M. Mey a divisé son ouvrage en cinq grands chapitres dont le premier est consacré aux universités régionales créées par la loi du 10 juillet 1896, à l'Institut, à toutes les écoles d'enseignement supérieur. Puis c'est la description, très détaillée, des garanties de savoir demandées aux professeurs; des cours, des examens que les élèves devront suivre ou subir comme attestation des études faites. M. Mey a lu à peu près tout ce qui a été publié sur les réformes opérées dans notre enseignement secondaire et le tableau qu'il trace de la vie dans les collèges est présenté d'une manière très complète et très fidèle. La seconde moitié du livre, cent pages, est consacrée à l'enseignement primaire. Ici encore il remonte aux sources et montre comment, par une gradation naturelle et logique et avec l'établissement définitif de la République, Jules Ferry et ses collaborateurs menèrent à bonne

fin les lois établissant l'enseignement gratuit, obligatoire et laïque. Le dernier chapitre traite de la situation de l'instituteur, des bibliothèques dont on entoure l'école et le maître, du musée pédagogique et de sa bibliothèque circulante, du budget.

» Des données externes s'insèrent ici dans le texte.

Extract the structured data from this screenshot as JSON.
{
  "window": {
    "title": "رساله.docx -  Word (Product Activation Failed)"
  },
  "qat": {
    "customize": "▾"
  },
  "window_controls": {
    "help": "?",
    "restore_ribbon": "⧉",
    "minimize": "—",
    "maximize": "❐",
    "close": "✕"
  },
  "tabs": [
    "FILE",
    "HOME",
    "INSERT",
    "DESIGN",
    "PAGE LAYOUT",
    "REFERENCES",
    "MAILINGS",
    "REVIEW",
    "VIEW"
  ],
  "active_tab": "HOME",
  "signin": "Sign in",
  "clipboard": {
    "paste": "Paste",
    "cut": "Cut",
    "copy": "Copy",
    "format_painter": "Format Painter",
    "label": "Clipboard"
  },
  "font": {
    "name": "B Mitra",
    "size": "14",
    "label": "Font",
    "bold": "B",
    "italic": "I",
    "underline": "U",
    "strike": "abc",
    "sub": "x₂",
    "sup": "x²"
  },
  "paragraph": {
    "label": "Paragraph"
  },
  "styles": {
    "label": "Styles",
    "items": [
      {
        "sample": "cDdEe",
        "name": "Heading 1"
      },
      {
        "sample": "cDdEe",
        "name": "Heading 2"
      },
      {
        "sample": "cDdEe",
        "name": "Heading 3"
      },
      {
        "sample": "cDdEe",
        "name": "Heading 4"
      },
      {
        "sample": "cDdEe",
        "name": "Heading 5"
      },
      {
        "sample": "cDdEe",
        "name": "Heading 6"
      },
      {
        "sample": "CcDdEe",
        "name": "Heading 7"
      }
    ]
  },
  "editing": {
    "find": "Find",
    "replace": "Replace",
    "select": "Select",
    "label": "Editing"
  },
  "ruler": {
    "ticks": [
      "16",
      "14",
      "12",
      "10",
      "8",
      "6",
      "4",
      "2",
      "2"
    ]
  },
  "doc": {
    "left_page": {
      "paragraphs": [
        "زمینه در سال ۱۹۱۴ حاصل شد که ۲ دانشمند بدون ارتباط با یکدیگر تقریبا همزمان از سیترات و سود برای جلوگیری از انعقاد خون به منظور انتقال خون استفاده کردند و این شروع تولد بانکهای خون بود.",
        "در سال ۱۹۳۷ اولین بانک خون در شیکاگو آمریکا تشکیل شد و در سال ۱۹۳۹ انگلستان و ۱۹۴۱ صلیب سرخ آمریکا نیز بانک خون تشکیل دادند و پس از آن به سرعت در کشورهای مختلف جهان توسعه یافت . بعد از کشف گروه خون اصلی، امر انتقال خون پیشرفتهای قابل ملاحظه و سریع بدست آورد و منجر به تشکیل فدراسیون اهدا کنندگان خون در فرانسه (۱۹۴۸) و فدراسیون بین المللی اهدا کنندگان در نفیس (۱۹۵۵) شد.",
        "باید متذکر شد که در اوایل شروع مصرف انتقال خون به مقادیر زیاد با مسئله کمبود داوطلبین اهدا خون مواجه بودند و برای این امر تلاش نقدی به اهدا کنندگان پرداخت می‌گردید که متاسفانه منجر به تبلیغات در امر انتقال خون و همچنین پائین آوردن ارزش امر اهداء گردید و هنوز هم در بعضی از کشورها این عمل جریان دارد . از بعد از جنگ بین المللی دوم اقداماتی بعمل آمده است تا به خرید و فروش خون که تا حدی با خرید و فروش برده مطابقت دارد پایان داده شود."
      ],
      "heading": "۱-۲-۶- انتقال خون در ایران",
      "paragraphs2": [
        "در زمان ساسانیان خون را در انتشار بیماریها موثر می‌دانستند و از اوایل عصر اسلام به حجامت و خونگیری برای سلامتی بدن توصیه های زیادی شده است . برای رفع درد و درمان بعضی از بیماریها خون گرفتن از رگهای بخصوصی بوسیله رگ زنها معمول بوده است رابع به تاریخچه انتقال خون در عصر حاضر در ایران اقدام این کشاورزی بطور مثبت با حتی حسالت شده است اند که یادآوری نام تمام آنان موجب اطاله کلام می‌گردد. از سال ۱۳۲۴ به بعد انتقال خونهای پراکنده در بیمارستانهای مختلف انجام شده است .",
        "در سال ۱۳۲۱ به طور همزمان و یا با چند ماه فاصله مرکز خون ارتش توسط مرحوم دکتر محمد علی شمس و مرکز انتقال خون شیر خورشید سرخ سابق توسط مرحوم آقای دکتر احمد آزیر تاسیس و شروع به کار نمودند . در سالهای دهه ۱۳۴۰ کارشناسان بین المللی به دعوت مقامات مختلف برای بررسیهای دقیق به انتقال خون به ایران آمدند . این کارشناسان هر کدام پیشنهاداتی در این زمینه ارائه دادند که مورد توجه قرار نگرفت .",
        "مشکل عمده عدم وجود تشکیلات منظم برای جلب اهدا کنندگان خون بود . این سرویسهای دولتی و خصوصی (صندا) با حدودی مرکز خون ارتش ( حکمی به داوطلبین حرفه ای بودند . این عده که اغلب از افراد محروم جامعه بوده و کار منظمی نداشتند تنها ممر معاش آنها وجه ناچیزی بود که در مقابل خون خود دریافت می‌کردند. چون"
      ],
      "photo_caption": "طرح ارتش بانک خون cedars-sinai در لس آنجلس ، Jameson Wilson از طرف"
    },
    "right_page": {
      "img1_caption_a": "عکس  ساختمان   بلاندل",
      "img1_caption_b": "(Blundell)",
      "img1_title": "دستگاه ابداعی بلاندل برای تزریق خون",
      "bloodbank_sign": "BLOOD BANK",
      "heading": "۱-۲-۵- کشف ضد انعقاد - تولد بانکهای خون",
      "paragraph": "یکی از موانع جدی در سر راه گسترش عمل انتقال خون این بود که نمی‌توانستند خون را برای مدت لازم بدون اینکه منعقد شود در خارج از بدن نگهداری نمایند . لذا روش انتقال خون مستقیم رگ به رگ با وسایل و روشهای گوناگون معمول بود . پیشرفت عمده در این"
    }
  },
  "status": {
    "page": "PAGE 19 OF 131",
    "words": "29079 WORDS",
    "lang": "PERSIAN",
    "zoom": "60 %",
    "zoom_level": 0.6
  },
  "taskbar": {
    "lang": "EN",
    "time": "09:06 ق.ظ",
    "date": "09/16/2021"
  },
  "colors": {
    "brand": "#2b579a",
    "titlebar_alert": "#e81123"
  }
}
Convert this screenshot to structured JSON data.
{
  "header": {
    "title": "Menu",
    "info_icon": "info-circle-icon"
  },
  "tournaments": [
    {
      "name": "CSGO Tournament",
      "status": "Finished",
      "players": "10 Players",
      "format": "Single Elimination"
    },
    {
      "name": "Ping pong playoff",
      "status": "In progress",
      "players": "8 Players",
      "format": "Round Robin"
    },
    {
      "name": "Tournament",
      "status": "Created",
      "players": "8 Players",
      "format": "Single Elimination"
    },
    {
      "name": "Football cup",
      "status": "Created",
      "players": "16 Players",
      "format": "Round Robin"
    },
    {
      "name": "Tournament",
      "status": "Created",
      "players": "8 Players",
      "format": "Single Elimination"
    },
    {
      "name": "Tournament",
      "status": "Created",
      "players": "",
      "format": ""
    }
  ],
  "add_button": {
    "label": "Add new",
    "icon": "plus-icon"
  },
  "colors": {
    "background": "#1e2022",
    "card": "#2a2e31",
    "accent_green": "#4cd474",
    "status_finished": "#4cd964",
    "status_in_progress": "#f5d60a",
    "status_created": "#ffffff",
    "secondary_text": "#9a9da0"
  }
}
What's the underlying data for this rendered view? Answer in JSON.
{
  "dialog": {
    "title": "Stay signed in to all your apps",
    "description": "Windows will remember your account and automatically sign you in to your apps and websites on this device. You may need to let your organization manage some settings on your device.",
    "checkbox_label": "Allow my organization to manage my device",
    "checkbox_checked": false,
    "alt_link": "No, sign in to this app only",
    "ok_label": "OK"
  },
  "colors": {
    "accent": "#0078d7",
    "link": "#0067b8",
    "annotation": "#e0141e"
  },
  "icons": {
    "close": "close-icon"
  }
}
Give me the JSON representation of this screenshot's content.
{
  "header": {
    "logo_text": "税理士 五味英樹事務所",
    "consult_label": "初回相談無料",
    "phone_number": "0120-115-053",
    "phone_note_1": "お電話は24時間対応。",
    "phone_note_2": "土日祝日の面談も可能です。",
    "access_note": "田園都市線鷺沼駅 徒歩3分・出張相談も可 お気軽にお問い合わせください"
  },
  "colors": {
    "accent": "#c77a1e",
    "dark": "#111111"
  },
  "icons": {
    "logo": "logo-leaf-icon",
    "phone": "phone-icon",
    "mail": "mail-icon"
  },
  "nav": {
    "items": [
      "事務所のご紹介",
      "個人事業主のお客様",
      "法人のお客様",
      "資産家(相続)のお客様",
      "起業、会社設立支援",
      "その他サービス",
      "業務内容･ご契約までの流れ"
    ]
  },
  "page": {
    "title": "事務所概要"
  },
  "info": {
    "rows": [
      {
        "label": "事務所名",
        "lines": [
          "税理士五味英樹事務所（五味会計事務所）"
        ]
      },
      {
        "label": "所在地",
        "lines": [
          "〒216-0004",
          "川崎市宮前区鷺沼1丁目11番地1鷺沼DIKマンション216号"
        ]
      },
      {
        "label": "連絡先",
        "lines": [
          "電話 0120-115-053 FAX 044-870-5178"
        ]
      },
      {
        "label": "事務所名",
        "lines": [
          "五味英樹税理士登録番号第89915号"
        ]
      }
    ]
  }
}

L'ensemble constitue un tableau vivant de notre instruction publique. Les appréciations sont saines et justes et laissent percer à chaque page l'approbation et l'admiration de l'auteur.

G. J.

Esquisse d'une histoire de l'école populaire dans l'Europe occidentale (au moyen âge), par NICOLAS SPÉRANSKI. Moscou, 1896, 1 vol. in-8. Mamontof, éditeur (en russe).

Nous sommes très en retard pour recommander l'important traité de M. Spéranski. Quand il parut, il était question, nous avait-on dit, d'en publier une traduction française, et nous attendions, pour en rendre compte, qu'il se présentât sous une forme plus accessible. Ce projet a sans doute été abandonné et nous nous décidons à signaler au moins cet ouvrage aux lecteurs de la Revue pédagogique.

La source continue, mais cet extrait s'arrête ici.